Olivier Libaux
6 octobre 2021Suite au décès brutal d’Olivier Libaux avec qui je formais le duo Les Objets au début des années 90, voici deux textes écrits à chaud que l’on peut retrouver sur Télérama.fr et GonzoMusic.fr.
Télérama : Avec Olivier, on écrivait des chansons. Nouvelle Vague a valorisé ses talents de guitariste-réalisateur, mais c’était d’abord un compositeur d’une grande élégance et d’une grande finesse. On écrivait donc des chansons, et à l’époque, ça suffisait. On a signé chez Columbia avec des maquettes enregistrées à la maison sur un magnétophone 4 pistes. C’était en 1990. Moi, ça me semblait impossible de signer en maison de disque, mais lui ne se voyait pas faire autre chose que ça. Et ça, il l’a fait, toute sa vie, autour du monde même, et c’était ce qu’il voulait par-dessus tout. Comme quoi, des fois, le talent suffit.

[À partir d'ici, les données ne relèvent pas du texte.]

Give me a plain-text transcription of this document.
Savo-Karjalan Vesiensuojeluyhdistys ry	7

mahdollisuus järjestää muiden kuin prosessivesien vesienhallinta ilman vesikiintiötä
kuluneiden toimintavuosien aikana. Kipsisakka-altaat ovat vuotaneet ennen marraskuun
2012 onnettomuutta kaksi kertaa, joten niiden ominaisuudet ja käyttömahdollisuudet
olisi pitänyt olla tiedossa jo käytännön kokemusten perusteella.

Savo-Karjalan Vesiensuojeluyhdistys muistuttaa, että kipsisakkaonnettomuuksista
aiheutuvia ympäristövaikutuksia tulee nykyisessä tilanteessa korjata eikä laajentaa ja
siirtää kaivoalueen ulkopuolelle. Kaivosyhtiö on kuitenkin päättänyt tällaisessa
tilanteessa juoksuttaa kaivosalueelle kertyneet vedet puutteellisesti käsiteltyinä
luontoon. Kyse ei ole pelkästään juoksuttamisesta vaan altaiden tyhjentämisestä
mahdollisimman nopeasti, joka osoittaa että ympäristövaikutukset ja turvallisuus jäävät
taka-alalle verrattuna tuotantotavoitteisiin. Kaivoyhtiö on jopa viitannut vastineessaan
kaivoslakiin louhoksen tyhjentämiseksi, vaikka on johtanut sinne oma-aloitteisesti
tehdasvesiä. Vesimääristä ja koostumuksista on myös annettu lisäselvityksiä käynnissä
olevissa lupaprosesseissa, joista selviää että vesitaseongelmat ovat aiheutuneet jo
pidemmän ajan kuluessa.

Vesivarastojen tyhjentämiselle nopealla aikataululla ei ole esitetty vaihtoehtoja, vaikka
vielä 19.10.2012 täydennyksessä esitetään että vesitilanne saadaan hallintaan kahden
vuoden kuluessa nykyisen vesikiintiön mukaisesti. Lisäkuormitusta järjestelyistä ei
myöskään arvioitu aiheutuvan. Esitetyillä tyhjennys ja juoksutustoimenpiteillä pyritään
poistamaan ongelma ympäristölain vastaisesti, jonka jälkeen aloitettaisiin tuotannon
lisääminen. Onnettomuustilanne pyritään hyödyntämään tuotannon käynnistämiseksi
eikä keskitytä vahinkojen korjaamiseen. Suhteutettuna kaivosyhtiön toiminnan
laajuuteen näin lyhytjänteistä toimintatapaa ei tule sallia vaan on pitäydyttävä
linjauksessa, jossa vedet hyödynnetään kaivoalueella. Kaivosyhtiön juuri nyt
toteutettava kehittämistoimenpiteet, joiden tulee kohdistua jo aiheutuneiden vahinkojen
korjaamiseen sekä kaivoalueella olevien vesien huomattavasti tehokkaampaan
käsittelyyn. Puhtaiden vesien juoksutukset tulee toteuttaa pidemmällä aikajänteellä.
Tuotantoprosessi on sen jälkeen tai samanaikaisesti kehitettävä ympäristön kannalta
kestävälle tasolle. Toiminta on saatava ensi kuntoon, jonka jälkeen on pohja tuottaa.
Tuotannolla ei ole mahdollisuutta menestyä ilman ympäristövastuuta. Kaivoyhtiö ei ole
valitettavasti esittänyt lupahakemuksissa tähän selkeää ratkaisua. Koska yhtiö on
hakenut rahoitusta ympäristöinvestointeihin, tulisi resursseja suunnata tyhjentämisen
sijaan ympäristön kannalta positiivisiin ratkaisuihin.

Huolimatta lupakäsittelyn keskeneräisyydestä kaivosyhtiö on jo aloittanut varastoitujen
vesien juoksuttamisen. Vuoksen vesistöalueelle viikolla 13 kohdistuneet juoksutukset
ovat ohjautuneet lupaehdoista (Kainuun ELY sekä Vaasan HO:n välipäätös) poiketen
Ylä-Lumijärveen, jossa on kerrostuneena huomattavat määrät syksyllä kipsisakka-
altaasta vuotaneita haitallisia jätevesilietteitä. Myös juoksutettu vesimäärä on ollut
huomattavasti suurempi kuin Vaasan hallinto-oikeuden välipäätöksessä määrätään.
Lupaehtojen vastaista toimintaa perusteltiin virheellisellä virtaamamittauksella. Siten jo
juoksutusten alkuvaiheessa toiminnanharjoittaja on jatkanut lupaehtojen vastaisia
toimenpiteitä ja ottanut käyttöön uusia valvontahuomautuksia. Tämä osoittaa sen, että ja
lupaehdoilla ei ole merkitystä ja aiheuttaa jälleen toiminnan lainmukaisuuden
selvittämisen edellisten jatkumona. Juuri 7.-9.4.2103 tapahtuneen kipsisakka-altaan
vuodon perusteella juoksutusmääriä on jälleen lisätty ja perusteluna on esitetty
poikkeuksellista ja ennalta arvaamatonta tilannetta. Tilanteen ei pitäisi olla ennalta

Bien sûr je nous revois empiler les pistes dans sa piaule, marcher sur les plages du boulonnais, prendre le ferry pour Londres… Je me souviens des sessions de cordes à Abbey Road, les clips avec Michel Gondry… On rigolait beaucoup aussi, avec Christophe, l’ami de toujours, avec Fred, notre truculent directeur artistique. Je nous revois aussi entendre La Saison des mouches chez Bernard Lenoir et c’était le plus beau jour de notre vie.
à bientôt,
Jérôme
Sur GonzoMusic, je raconte notre histoire :
Olivier fait partie de ces autodidactes qui ont appris la musique est jouant sur des disques. Il était capable de jouer un air qu’il venait d’entendre pour la première fois et ça m’avait toujours fasciné (voire complexé !).
J’ai d’abord connu son frère Antoine qui jouait dans un groupe de potes d’Hardelot (à côté de Boulogne) avec lequel il m’arrivait de souffler (mal) dans un saxophone. Une partie du groupe s’est retrouvée à Paris pour les études, puis Olivier nous a rejoint et on s’est finalement retrouvé à trois. Antoine est parti faire son service à l’étranger et nous voilà tous les deux avec une guitare, des synthés et une boite à rythme.
Olivier avait commencé des études de lettres, mais il ne se voyait pas faire autre chose que de la musique. Moi, ça me semblait irréaliste. On ne connaissait personne dans le milieu, ce qu’on faisait me semblait trop loin des « standards» usuels, même si le succès d’un Daho ou d’un Murat était encourageant.
On a bossé quelques titres assidument sur un magnéto 4 pistes. On a envoyé des K7 à : JD Beauvalet des Inrocks dont on avait remarqué la passion pour les Smiths et le Monochrome Set (on est en 88/89, c’est la deuxième K7 qu’ils reçoivent…), à Étienne Daho, à Daniel Chenevez de Niagara et à Francis Dordor chez Best à l’époque. JD et Daho nous appellent et nous laissent des messages du genre « super votre K7, je vais en parler à un gars chez Virgin», et Chenevez en parle au DA de Polydor. C’est juste incroyable.
RV à Polydor, et surtout on rencontre plusieurs fois Fred Rebet, DA junior aux éditions Virgin. On sent qu’on a vraiment des choses en commun, on écrit des nouveaux morceaux qu’on partage avec lui… Il devient DA junior chez Columbia et nous signe. Il réussit à convaincre ses supérieurs avec un titre un peu «variète» : «Mes souvenirs». Une fois signé, avec sa complicité, on décide de le mettre au placard et c’est la face B, « La saison des mouches», bien plus originale, qui passe en face A !!! On fait aussi un peu la révolution là-bas en refusant d’avoir nos tronches sur la pochette et en confiant tout notre travail graphique à Christophe Portier, ami d’enfance d’Olivier, inconnu au bataillon. `
Tout ça était juste incroyable.
Et il y a eu toutes ces premières fois : le studio, ton disque entre tes mains, ton disque dans les bacs, l’écoute de « La saison des mouches » chez Lenoir, ton nom dans les Inrocks (revue culte à l’époque), et puis dans plein d’autres journaux, les premiers concerts…
On a vécu ça ensemble. On en rêvait depuis qu’on était gamin et on l’a fait. Alors forcément… Merci Olivier.
Sans ton talent incroyable, sans ta persévérance, je n’aurai jamais pu vivre tout ça. Musicien.
Merci à François Gorin et Gérard Bar-David.